The Role of Sampling in E-Discovery Predictive Technologies
I’ve enjoyed reading Karl Schieneman’s recent series on metrics in predictive coding in the eDiscovery Journal. One passage in particular from his most recent post caught my attention:
“I agree it would be nice to know in advance if the number of random sample documents your TAR system uses is enough to train it adequately. If the system is looking at 5,000 documents as a training set, is that enough? Or, should it be something smaller, such as 2,000 documents? Or whether the final recall rate of responsive documents found should be an estimated 70, 80, or 90 percent of the total responsive documents in the collection…These types of metrics ARE NOT LIKELY to emerge for a number of reasons.”
Besides arousing dreadful memories from my first and only foray into statistics during high school, Schieneman raises some interesting questions regarding what all these numbers really mean in the grand scheme of things. It also got me thinking about just how sampling works in the context of predictive technologies in e-discovery. We hear so much about random sampling. In truth, that represents only half the story. Judgmental sampling plays an equally essential, albeit slightly different, role.
At the risk of over simplifying what really is a very complex topic, I thought it might be useful to distinguish the different sampling types. The best way for a mathematics simpleton like me to conceptualize a topic such as this is to think about it purely in the context of predictive technologies in e-discovery.
Random sampling generates a statistically sound sample of a given document corpus. That means that the ratio of responsive documents to non-responsive documents in the random sample should accurately reflect the document set as a whole.
For example, if I have a set of 50,000 documents and am seeking a 95% confidence level (meaning that I want the system to account for some uncertainty) and a 5% margin of error (I am okay having the system account for some error as well, in the interest of thoroughness) then, mathematically, I will need a minimum sample set of 382 (I used the handy sample size calculator from Raosoft.com to expedite the math. Sampling experts will undoubtedly notice that I left out a couple variables in the scenario defined above. This was done intentionally in the interest of simplicity). So, what exactly does that mean? In a nutshell, by manually reviewing those 382 random sample documents, an expert reviewer should be able to ascertain with a fairly high degree of certainty how many responsive documents exist within the full document set.
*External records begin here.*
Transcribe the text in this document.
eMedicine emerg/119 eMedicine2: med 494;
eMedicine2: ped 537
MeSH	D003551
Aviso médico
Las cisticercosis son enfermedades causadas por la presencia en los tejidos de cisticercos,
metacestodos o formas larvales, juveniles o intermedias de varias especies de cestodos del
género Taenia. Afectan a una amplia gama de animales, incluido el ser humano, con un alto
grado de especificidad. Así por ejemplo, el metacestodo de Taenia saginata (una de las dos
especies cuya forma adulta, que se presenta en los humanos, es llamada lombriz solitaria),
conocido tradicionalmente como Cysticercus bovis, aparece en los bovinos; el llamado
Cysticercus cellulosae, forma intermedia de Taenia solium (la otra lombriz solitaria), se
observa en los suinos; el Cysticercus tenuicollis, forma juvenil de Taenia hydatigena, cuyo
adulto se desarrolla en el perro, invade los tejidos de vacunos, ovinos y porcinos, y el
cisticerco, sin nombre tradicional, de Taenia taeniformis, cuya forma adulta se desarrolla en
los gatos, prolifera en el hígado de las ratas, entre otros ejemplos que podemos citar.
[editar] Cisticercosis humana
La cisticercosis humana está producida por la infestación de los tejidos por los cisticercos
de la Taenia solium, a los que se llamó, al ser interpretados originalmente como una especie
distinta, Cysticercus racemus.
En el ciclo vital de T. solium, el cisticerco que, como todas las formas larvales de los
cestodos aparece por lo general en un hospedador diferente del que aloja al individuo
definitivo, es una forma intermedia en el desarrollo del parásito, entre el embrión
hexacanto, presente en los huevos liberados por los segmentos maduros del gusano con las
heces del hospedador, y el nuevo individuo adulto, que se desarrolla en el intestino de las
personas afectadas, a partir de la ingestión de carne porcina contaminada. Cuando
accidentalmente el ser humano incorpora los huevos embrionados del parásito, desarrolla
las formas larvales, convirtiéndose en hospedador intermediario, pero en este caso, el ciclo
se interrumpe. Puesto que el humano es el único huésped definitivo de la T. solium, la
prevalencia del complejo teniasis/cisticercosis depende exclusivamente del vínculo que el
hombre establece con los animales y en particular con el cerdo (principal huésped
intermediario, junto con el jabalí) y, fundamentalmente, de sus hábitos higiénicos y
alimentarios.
If the reviewer determines that 10 of the 382 documents were responsive (2.6%) and the rest unresponsive, I can reasonably conclude that of my total corpus of 50,000, roughly 1,300 documents should be responsive.
This is where things can get a little confusing.
During the course of a matter, legal teams often become privy to new, valuable information about the case. A series of custodian interviews might unveil a set of “homerun” key terms or a relevant document that link inexorably to other relevant materials. This is invaluable fodder that needs be added to the training already done in the predictive system. By applying the judgmental findings to the initial sample set as responsive, the training model can be further refined and run against the corpus to identify potentially responsive ESI with even greater accuracy. It goes the other way too. For predictive technologies to work properly, they need to be trained on both responsive and unresponsive documents to ensure an adequate delineation between the two.
For example, Ralph Losey recently engaged a predictive coding tool for a search project in which he attempted to uncover a specific set of Enron documents related to involuntary employee terminations. Losey, whose day-by-day account of the project is an absolute must-read for anyone interested in how predictive technologies work, smartly tagged references to voluntary employee terminations as unresponsive to help the system more accurately identify only those references to involuntary terminations as responsive.
At this point, you may be asking yourself why any of this matters. I would argue that understanding sampling and its role in predictive technologies matters greatly. While experts like Losey have been arguing for some time that predictive technologies represent the future of e-discovery search and review, there is still a lot of fear, apprehension and general confusion about how the technology works or maybe more appropriately, how humans work with the technology.
Going to back to the beginning of the post and Schieneman’s argument that there will likely never be a set of “uniform metric standards” for predictive technologies, I am inclined to agree with him and take it a step further by suggesting that there shouldn’t have to be. That’s the beauty of predictive technologies. Humans control the variables. The technology simply does the work.